My kid is my hero today, “I saw you getting your ears pierced,” she inquires of her equally aged stranger. At nine years old, she impresses me with her social gesture and before I have a chance to think I find myself drawn into a conversation with Stuart.
We chat art history and family for a few minutes as I smile at my daughter’s happiness in helping to friendship Stuart and his daughters. These are the moments that count.
With tremendous warmth and a very welcoming and lighthearted demeanor Stuart gives us a several short hand responses (his wife has just arrived and is waiting to meet he and daughters).
And with our needing to get to a birthday party, we all agree to keep it short.
A couple last notes before I report on Stuart’s council. Know that I give you the above journal in the pursuit of disclosure, not in the quest of shoulder pats.
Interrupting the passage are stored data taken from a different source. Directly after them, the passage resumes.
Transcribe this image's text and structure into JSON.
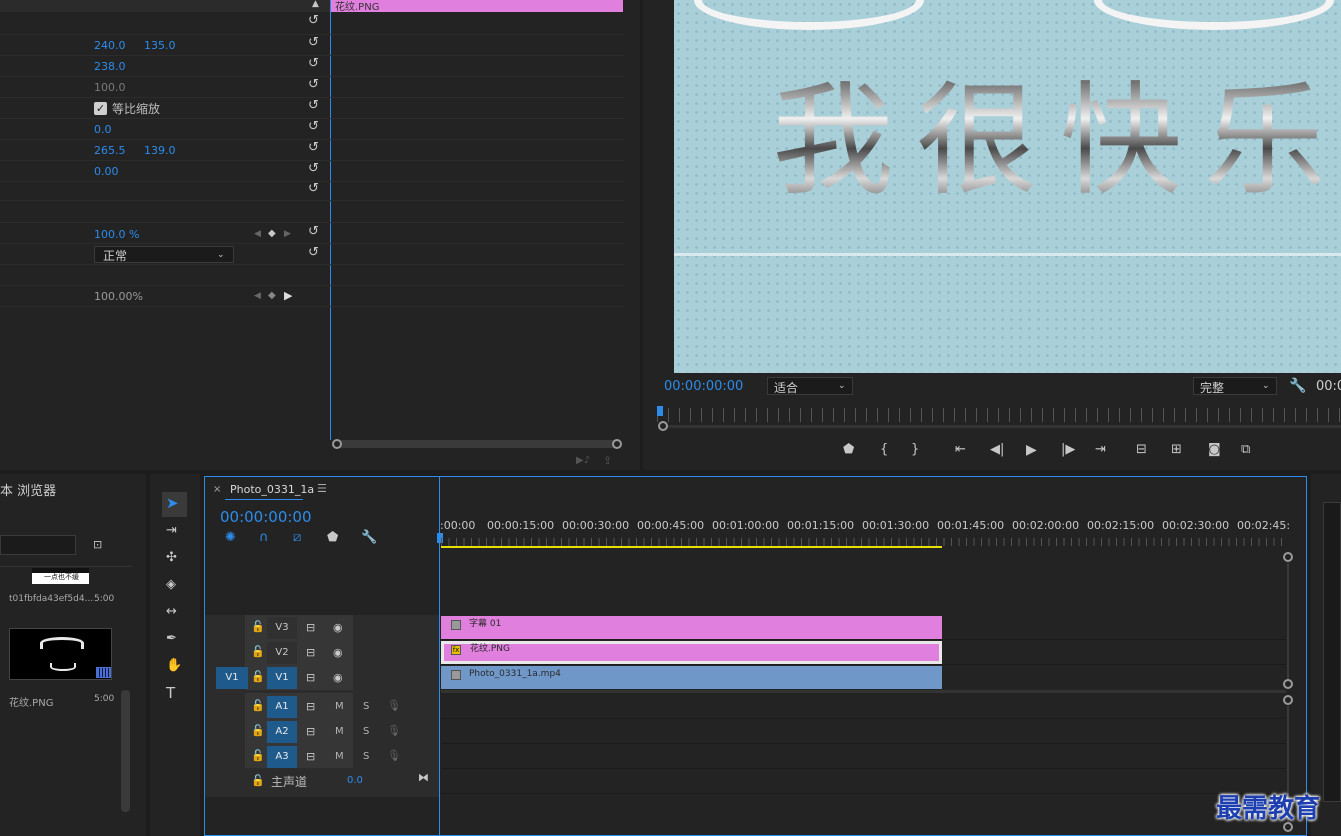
{
  "effect_controls": {
    "clip_bar_label": "花纹.PNG",
    "position_x": "240.0",
    "position_y": "135.0",
    "scale": "238.0",
    "scale_width": "100.0",
    "uniform_scale_label": "等比缩放",
    "rotation": "0.0",
    "anchor_x": "265.5",
    "anchor_y": "139.0",
    "antiflicker": "0.00",
    "opacity": "100.0 %",
    "blend_mode": "正常",
    "time_remap_speed": "100.00%"
  },
  "program_monitor": {
    "overlay_text": "我很快乐",
    "timecode": "00:00:00:00",
    "fit_option": "适合",
    "quality_option": "完整",
    "timecode_right": "00:0"
  },
  "project_panel": {
    "title": "本 浏览器",
    "item1_thumb_text": "一点也不缓",
    "item1_name": "t01fbfda43ef5d4...",
    "item1_duration": "5:00",
    "item2_name": "花纹.PNG",
    "item2_duration": "5:00"
  },
  "timeline": {
    "close_glyph": "×",
    "sequence_name": "Photo_0331_1a",
    "menu_glyph": "☰",
    "timecode": "00:00:00:00",
    "ruler_labels": [
      ":00:00",
      "00:00:15:00",
      "00:00:30:00",
      "00:00:45:00",
      "00:01:00:00",
      "00:01:15:00",
      "00:01:30:00",
      "00:01:45:00",
      "00:02:00:00",
      "00:02:15:00",
      "00:02:30:00",
      "00:02:45:"
    ],
    "tracks": {
      "v3": "V3",
      "v2": "V2",
      "v1": "V1",
      "v1_source": "V1",
      "a1": "A1",
      "a2": "A2",
      "a3": "A3",
      "m": "M",
      "s": "S",
      "master_label": "主声道",
      "master_value": "0.0"
    },
    "clips": {
      "title_clip": "字幕 01",
      "png_clip": "花纹.PNG",
      "video_clip": "Photo_0331_1a.mp4",
      "fx_badge": "fx"
    }
  },
  "watermark": "最需教育",
  "colors": {
    "accent_blue": "#2d8ceb",
    "clip_pink": "#e17fdf",
    "clip_blue": "#6f98c9",
    "monitor_bg": "#a9cfd9"
  }
}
I do this for a few reasons. 1) Several of our followers are contemplating, or have embarked on their own 365 quests, and, for their comparison, I feel it a responsibility to report as much as I can on my daily attitudes. 2) It’s my way of opening a more vicarious view to my changing head space. Just consider me the guinea pig of reaching out. My hope in doing so? That in some way it may be helpful in connecting us all to do our part in sharing our hello’s. And, perhaps via exposing the circumstances of my meetings, I might throw a light is some way.
That said, on to Stuart’s first enlightenment.
Simply stated, “People need to lighten up.”
The people working in the studio (all of whom have been listening to our conversation) stop in their tracks, “That a good one,” they express in seconding Stuarts advice.
Cool… Stuart’s words are already working!
“Per the future… Free policy economics is the only thing that is going to save humanity,” Stuart predicts accompanied by a smile and a humble side bar, “We all have our biases… right?”
“Can you elaborate on that concept?” I ask.
Stuart takes a short break to gather his thoughts and gives us a few supporting bullet points:
• The individual’s ability to follow their desires in the marketplace.
• Ideas will allow for a greater sharing of information.
• Knowledge will inspire economic growth and social improvement.
• Otherwise we are a going down hill.
“And I don’t know how we get there.”
“That’s pretty honest.” I encourage Stuart.
He corrects, “That pretty pessimistic actually.”
I differ though. I see no pessimism. I see an opinion… and one that has merit.
What is good about Stuart’s comments are that in them we can all take away a greater awareness of the words of others. And with this awareness, and if we choose to listen, we can then nurture a greater apathy for the conditions or thoughts of others. Wouldn’t that be a start in opening a better dialogue in general?
Stuart wraps with a cultural observation. “We should probably stop watching TV… better yet… it’s a pretty good medium… we should stop relying on it.
Go read a book… A newspaper… Or learn how to think.”